One thing that did make me a bit nervous about the bean teepee idea is the way bees love bean flowers. On warm days, those bean plants would be abuzz with bees busily harvesting pollen and nectar from the scarlet blossoms. However, the flowers are entirely on the outside of the structure, with the kids tucked snugly inside. In all the years we made these teepees, nobody every got stung, probably because bees are not at all interested in stinging people unless they feel threatened. As well, the lower growing blossoms were pollinated first, and as soon as bean pods started plumping out, they were quickly harvested until all the blossoms and beans were out of reach.
Keeping Bees Out Of Reach
Sunflowers are also highly popular with bees, but by growing only the taller varieties, the bees can do their thing well out of range of kid activities. Again, in all my years of combining kids and plants, nobody ever got stung except me (and that was when I picked up a tipped over pot that happened to be full of paper wasps in August. Oops.) I’m also tickled to notice that these days, most kids seem very aware that bees are in trouble and need help. They like the idea of creating bee friendly plantings and even understand that native bees like native blossoms (!).
I’m especially excited about introducing kids to the natural world and the foodweb because I think that’s a good way to grow new gardeners. Most passionate gardeners have stories about being welcomed into a garden as a youngster. Many gardeners are good cooks too, thanks in part to the encouragement of an older family member, neighbor or friend. And by now, everyone knows that food-fussy children who help plant and pick edible crops are more likely to eat things they grow themselves.
Make Room For Hands On Play
Similarly, children who are allowed to play and explore in a garden setting are likely to become lifelong gardeners themselves. Perhaps the best way to engage children in gardening is to begin not with chores but with pleasurable projects. Small children love to help and they delight in working closely with adults. Find a space where enthusiastic but unskilled garden activities won’t wreak havoc with your main crops and invite the kids in. The result may be the most important seeds you ever plant!
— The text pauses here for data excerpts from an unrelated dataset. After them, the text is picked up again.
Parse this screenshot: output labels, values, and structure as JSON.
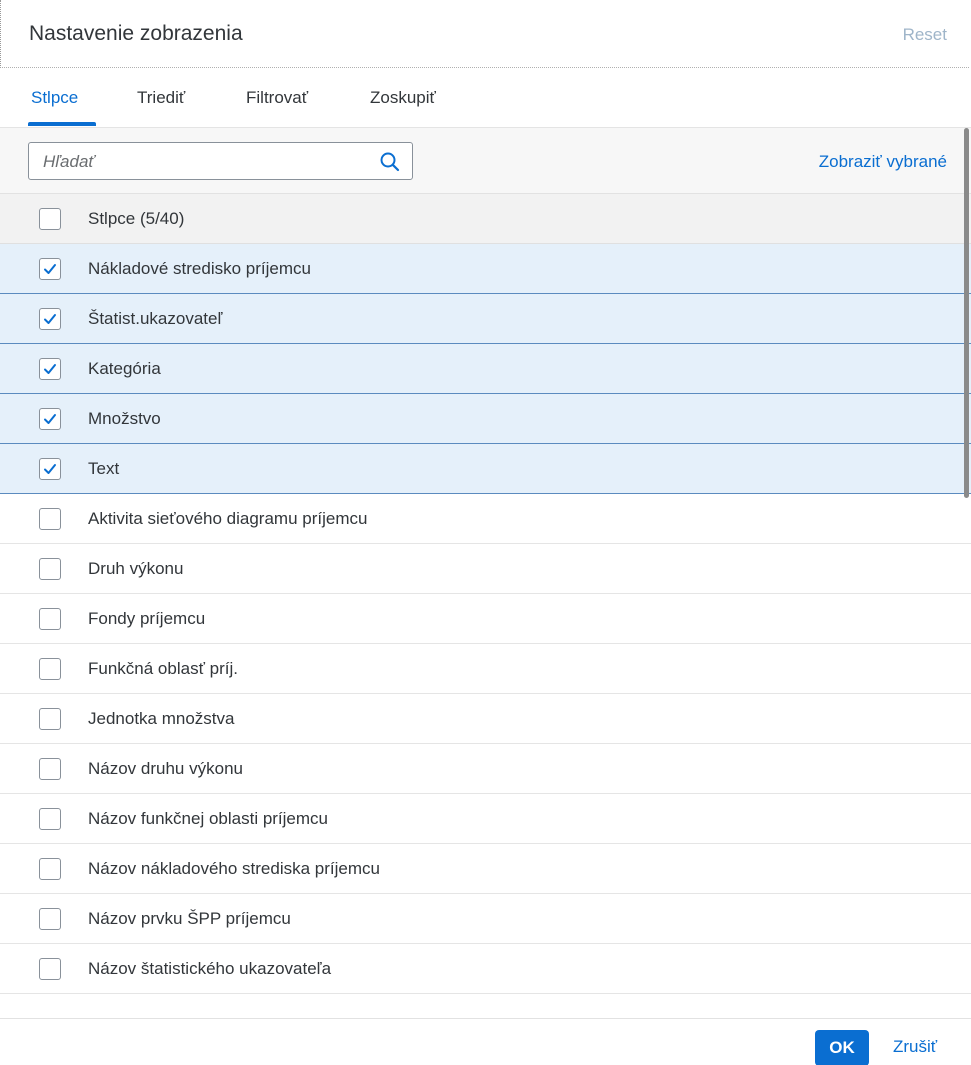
{
  "dialog": {
    "title": "Nastavenie zobrazenia",
    "reset_label": "Reset"
  },
  "tabs": [
    {
      "label": "Stlpce",
      "active": true
    },
    {
      "label": "Triediť",
      "active": false
    },
    {
      "label": "Filtrovať",
      "active": false
    },
    {
      "label": "Zoskupiť",
      "active": false
    }
  ],
  "toolbar": {
    "search_placeholder": "Hľadať",
    "show_selected_label": "Zobraziť vybrané"
  },
  "list": {
    "header_label": "Stlpce (5/40)",
    "items": [
      {
        "label": "Nákladové stredisko príjemcu",
        "checked": true
      },
      {
        "label": "Štatist.ukazovateľ",
        "checked": true
      },
      {
        "label": "Kategória",
        "checked": true
      },
      {
        "label": "Množstvo",
        "checked": true
      },
      {
        "label": "Text",
        "checked": true
      },
      {
        "label": "Aktivita sieťového diagramu príjemcu",
        "checked": false
      },
      {
        "label": "Druh výkonu",
        "checked": false
      },
      {
        "label": "Fondy príjemcu",
        "checked": false
      },
      {
        "label": "Funkčná oblasť príj.",
        "checked": false
      },
      {
        "label": "Jednotka množstva",
        "checked": false
      },
      {
        "label": "Názov druhu výkonu",
        "checked": false
      },
      {
        "label": "Názov funkčnej oblasti príjemcu",
        "checked": false
      },
      {
        "label": "Názov nákladového strediska príjemcu",
        "checked": false
      },
      {
        "label": "Názov prvku ŠPP príjemcu",
        "checked": false
      },
      {
        "label": "Názov štatistického ukazovateľa",
        "checked": false
      }
    ]
  },
  "footer": {
    "ok_label": "OK",
    "cancel_label": "Zrušiť"
  },
  "colors": {
    "accent": "#0a6ed1",
    "selected_row": "#e5f0fa",
    "selected_border": "#5b8bbf",
    "reset_disabled": "#9fb5c9"
  }
}
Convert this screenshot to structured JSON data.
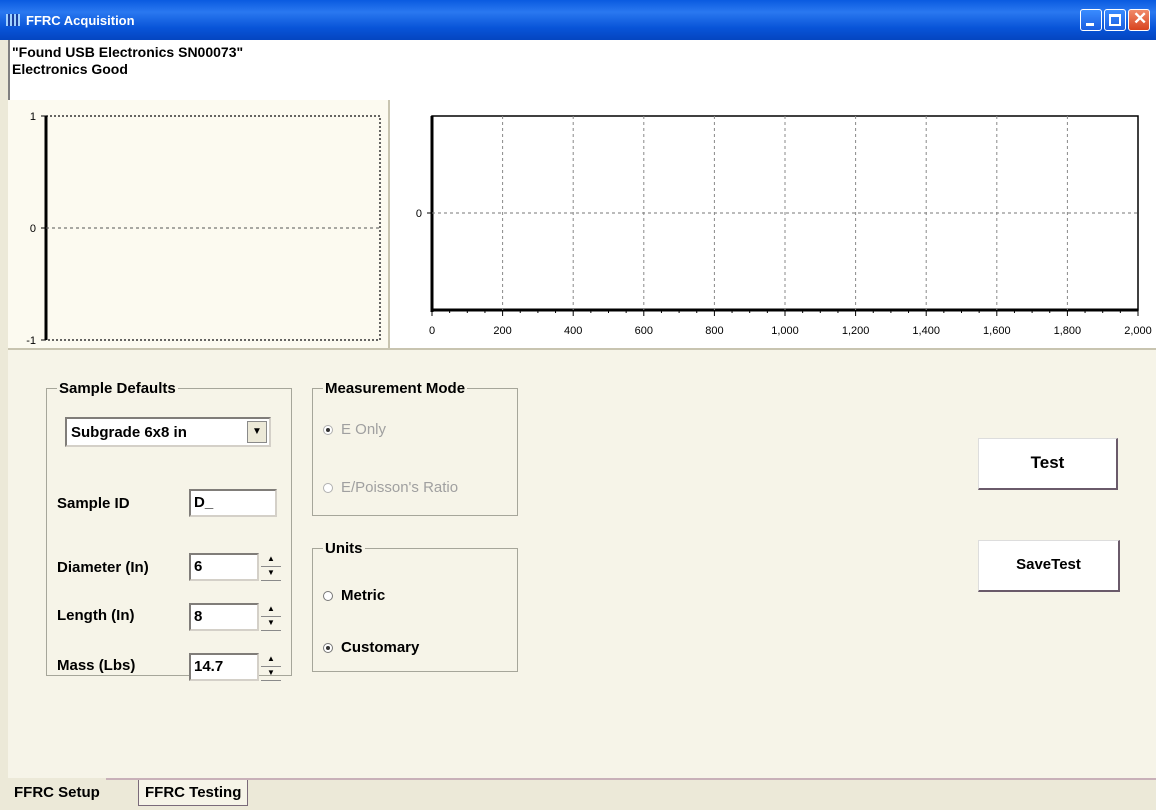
{
  "window": {
    "title": "FFRC Acquisition"
  },
  "status": {
    "line1": "\"Found USB Electronics SN00073\"",
    "line2": "Electronics Good"
  },
  "chart_data": [
    {
      "type": "line",
      "y_ticks": [
        "1",
        "0",
        "-1"
      ],
      "ylim": [
        -1,
        1
      ],
      "grid": "horizontal dashed at 0",
      "series": []
    },
    {
      "type": "line",
      "x_ticks": [
        "0",
        "200",
        "400",
        "600",
        "800",
        "1,000",
        "1,200",
        "1,400",
        "1,600",
        "1,800",
        "2,000"
      ],
      "xlim": [
        0,
        2000
      ],
      "y_ticks": [
        "0"
      ],
      "grid": "vertical dashed at each x tick, horizontal dashed at 0",
      "series": []
    }
  ],
  "sample_defaults": {
    "legend": "Sample Defaults",
    "preset_value": "Subgrade 6x8 in",
    "sample_id_label": "Sample ID",
    "sample_id_value": "D_",
    "diameter_label": "Diameter (In)",
    "diameter_value": "6",
    "length_label": "Length (In)",
    "length_value": "8",
    "mass_label": "Mass (Lbs)",
    "mass_value": "14.7"
  },
  "measurement_mode": {
    "legend": "Measurement Mode",
    "options": [
      {
        "label": "E Only",
        "checked": true,
        "enabled": false
      },
      {
        "label": "E/Poisson's Ratio",
        "checked": false,
        "enabled": false
      }
    ]
  },
  "units": {
    "legend": "Units",
    "options": [
      {
        "label": "Metric",
        "checked": false
      },
      {
        "label": "Customary",
        "checked": true
      }
    ]
  },
  "buttons": {
    "test": "Test",
    "save_test": "SaveTest"
  },
  "tabs": [
    {
      "label": "FFRC Setup",
      "active": true
    },
    {
      "label": "FFRC Testing",
      "active": false
    }
  ]
}
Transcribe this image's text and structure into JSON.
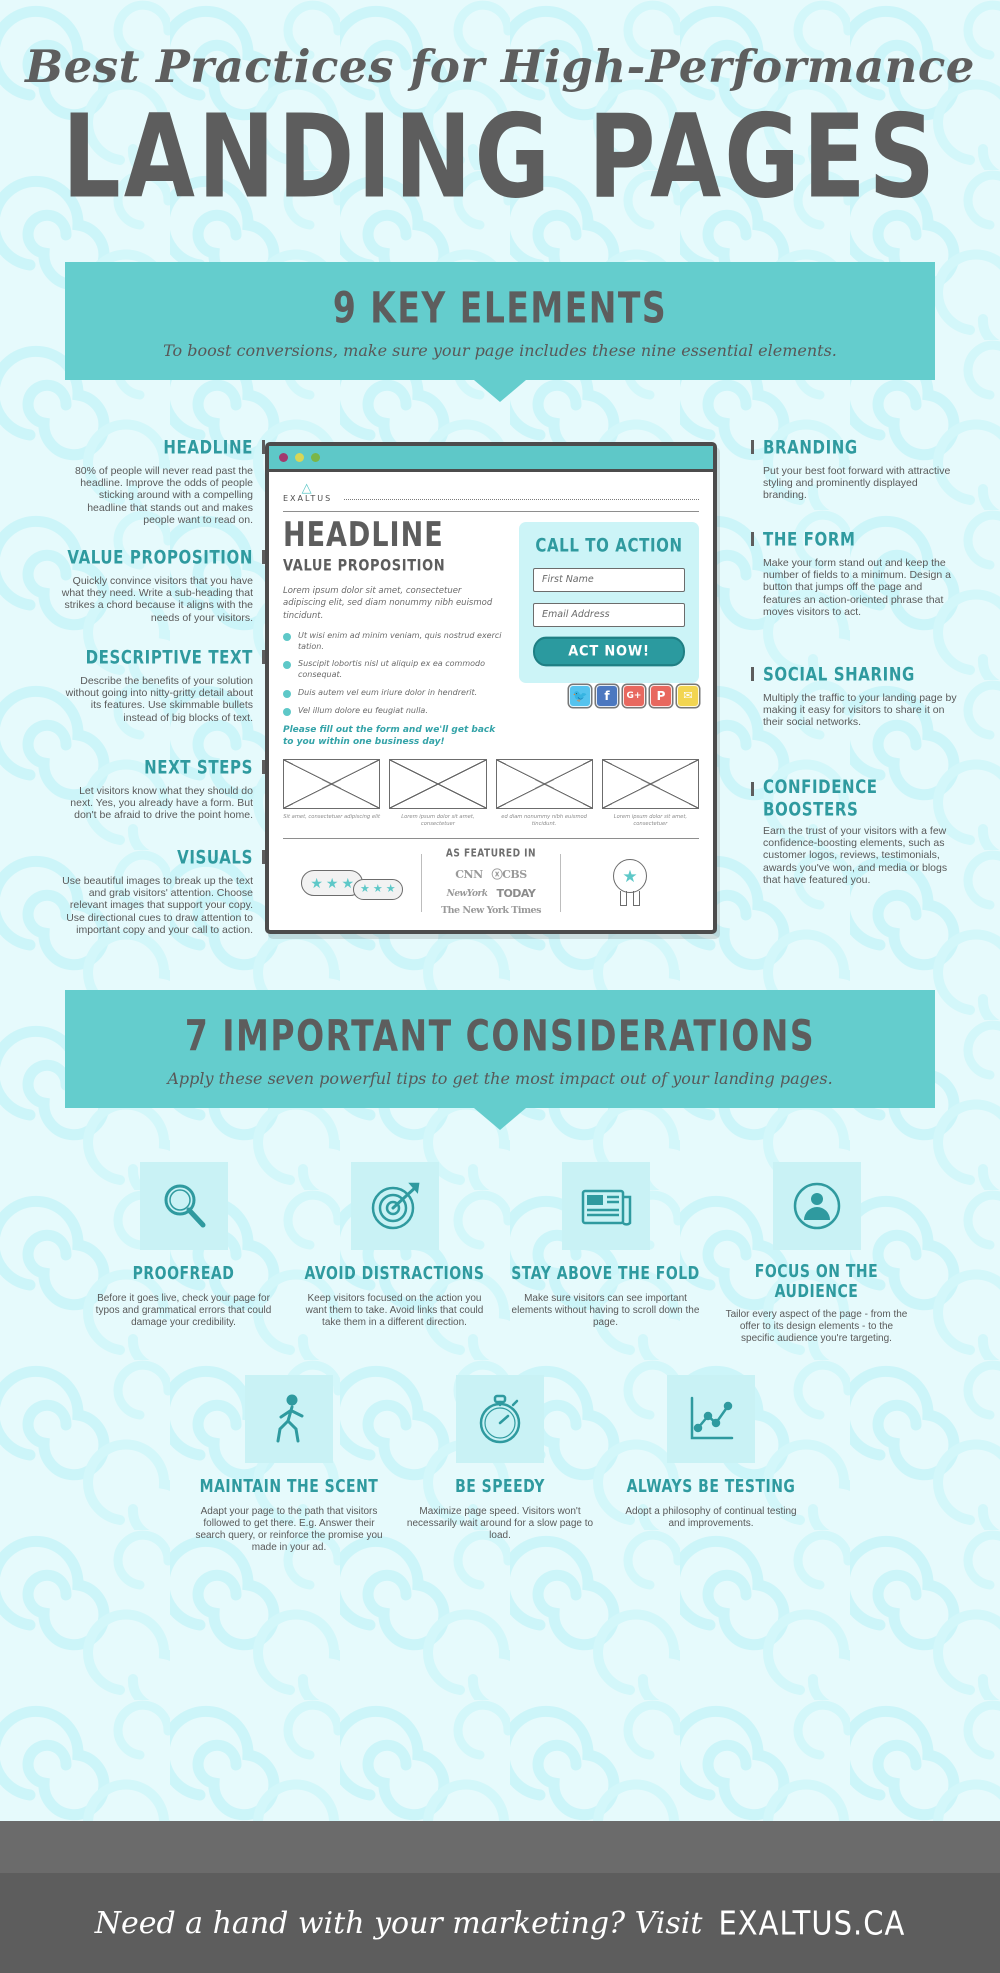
{
  "colors": {
    "teal": "#64cdcd",
    "teal_dark": "#2f9a9f",
    "bg": "#e6fafc",
    "grey_text": "#5d5d5d",
    "light_teal": "#c9f2f5",
    "footer": "#5d5d5d"
  },
  "header": {
    "script_line": "Best Practices for High-Performance",
    "main_line": "LANDING PAGES"
  },
  "section1": {
    "title": "9 KEY ELEMENTS",
    "subtitle": "To boost conversions, make sure your page includes these nine essential elements."
  },
  "annotations_left": [
    {
      "title": "HEADLINE",
      "body": "80% of people will never read past the headline. Improve the odds of people sticking around with a compelling headline that stands out and makes people want to read on."
    },
    {
      "title": "VALUE PROPOSITION",
      "body": "Quickly convince visitors that you have what they need. Write a sub-heading that strikes a chord because it aligns with the needs of your visitors."
    },
    {
      "title": "DESCRIPTIVE TEXT",
      "body": "Describe the benefits of your solution without going into nitty-gritty detail about its features. Use skimmable bullets instead of big blocks of text."
    },
    {
      "title": "NEXT STEPS",
      "body": "Let visitors know what they should do next. Yes, you already have a form. But don't be afraid to drive the point home."
    },
    {
      "title": "VISUALS",
      "body": "Use beautiful images to break up the text and grab visitors' attention. Choose relevant images that support your copy.  Use directional cues to draw attention to important copy and your call to action."
    }
  ],
  "annotations_right": [
    {
      "title": "BRANDING",
      "body": "Put your best foot forward with attractive styling and prominently displayed branding."
    },
    {
      "title": "THE FORM",
      "body": "Make your form stand out and keep the number of fields to a minimum. Design a button that jumps off the page and features an action-oriented phrase that moves visitors to act."
    },
    {
      "title": "SOCIAL SHARING",
      "body": "Multiply the traffic to your landing page by making it easy for visitors to share it on their social networks."
    },
    {
      "title": "CONFIDENCE BOOSTERS",
      "body": "Earn the trust of your visitors with a few confidence-boosting elements, such as customer logos, reviews, testimonials, awards you've won, and media or blogs that have featured you."
    }
  ],
  "mockup": {
    "logo_text": "EXALTUS",
    "headline": "HEADLINE",
    "value_proposition": "VALUE PROPOSITION",
    "lorem": "Lorem ipsum dolor sit amet, consectetuer adipiscing elit, sed diam nonummy nibh euismod tincidunt.",
    "bullets": [
      "Ut wisi enim ad minim veniam, quis nostrud exerci tation.",
      "Suscipit lobortis nisl ut aliquip ex ea commodo consequat.",
      "Duis autem vel eum iriure dolor in hendrerit.",
      "Vel illum dolore eu feugiat nulla."
    ],
    "form_note": "Please fill out the form and we'll get back to you within one business day!",
    "cta": {
      "title": "CALL TO ACTION",
      "first_name_placeholder": "First Name",
      "email_placeholder": "Email Address",
      "button_label": "ACT NOW!"
    },
    "social": [
      {
        "name": "twitter-icon",
        "glyph": "🐦",
        "color": "#55c3ee"
      },
      {
        "name": "facebook-icon",
        "glyph": "f",
        "color": "#4c78c0"
      },
      {
        "name": "google-plus-icon",
        "glyph": "G+",
        "color": "#e8685f"
      },
      {
        "name": "pinterest-icon",
        "glyph": "P",
        "color": "#e8685f"
      },
      {
        "name": "email-icon",
        "glyph": "✉",
        "color": "#f2d551"
      }
    ],
    "thumb_captions": [
      "Sit amet, consectetuer adipiscing elit",
      "Lorem ipsum dolor sit amet, consectetuer",
      "ed diam nonummy nibh euismod tincidunt.",
      "Lorem ipsum dolor sit amet, consectetuer"
    ],
    "featured_label": "AS FEATURED IN",
    "featured_logos_row1": [
      "CNN",
      "ⓧCBS"
    ],
    "featured_logos_row2": [
      "NewYork",
      "TODAY"
    ],
    "featured_logos_row3": [
      "The New York Times"
    ],
    "stars_large": "★★★",
    "stars_small": "★★★",
    "badge_star": "★"
  },
  "section2": {
    "title": "7 IMPORTANT CONSIDERATIONS",
    "subtitle": "Apply these seven powerful tips to get the most impact out of your landing pages."
  },
  "considerations": [
    {
      "icon": "magnifier-icon",
      "title": "PROOFREAD",
      "body": "Before it goes live, check your page for typos and grammatical errors that could damage your credibility."
    },
    {
      "icon": "target-icon",
      "title": "AVOID DISTRACTIONS",
      "body": "Keep visitors focused on the action you want them to take. Avoid links that could take them in a different direction."
    },
    {
      "icon": "newspaper-icon",
      "title": "STAY ABOVE THE FOLD",
      "body": "Make sure visitors can see important elements without having to scroll down the page."
    },
    {
      "icon": "audience-icon",
      "title": "FOCUS ON THE AUDIENCE",
      "body": "Tailor every aspect of the page - from the offer to its design elements - to the specific audience you're targeting."
    },
    {
      "icon": "walking-icon",
      "title": "MAINTAIN THE SCENT",
      "body": "Adapt your page to the path that visitors followed to get there. E.g. Answer their search query, or reinforce the promise you made in your ad."
    },
    {
      "icon": "stopwatch-icon",
      "title": "BE SPEEDY",
      "body": "Maximize page speed. Visitors won't necessarily wait around for a slow page to load."
    },
    {
      "icon": "chart-icon",
      "title": "ALWAYS BE TESTING",
      "body": "Adopt  a philosophy of continual testing and improvements."
    }
  ],
  "footer": {
    "script": "Need a hand with your marketing? Visit",
    "brand": "EXALTUS.CA"
  }
}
If more than one child will be in the garden with you, find a spot for each child to make their own. Toddlers will love a space that combines a sandbox and digging tools with a bit of planting ground. My grandson’s sandbox, which can double as a fire pit with the addition of a large metal fire bowl, is full of dinosaurs and dump trucks, with kale and carrots on the side. A short hose (drinking-quality) with an easy-to-use spray nozzle provides endless pleasure in watering plants, filling buckets, and occasionally soaking an unsuspecting granny. In a tiny garden, give each child a huge tree pot filled with sand (for playing) or soil (for growing). Tiered strawberry and lettuce planters can fit on the smallest deck or terrace, and many edibles can be grown in vertical gardening structures and containers designed to hang over fence railings.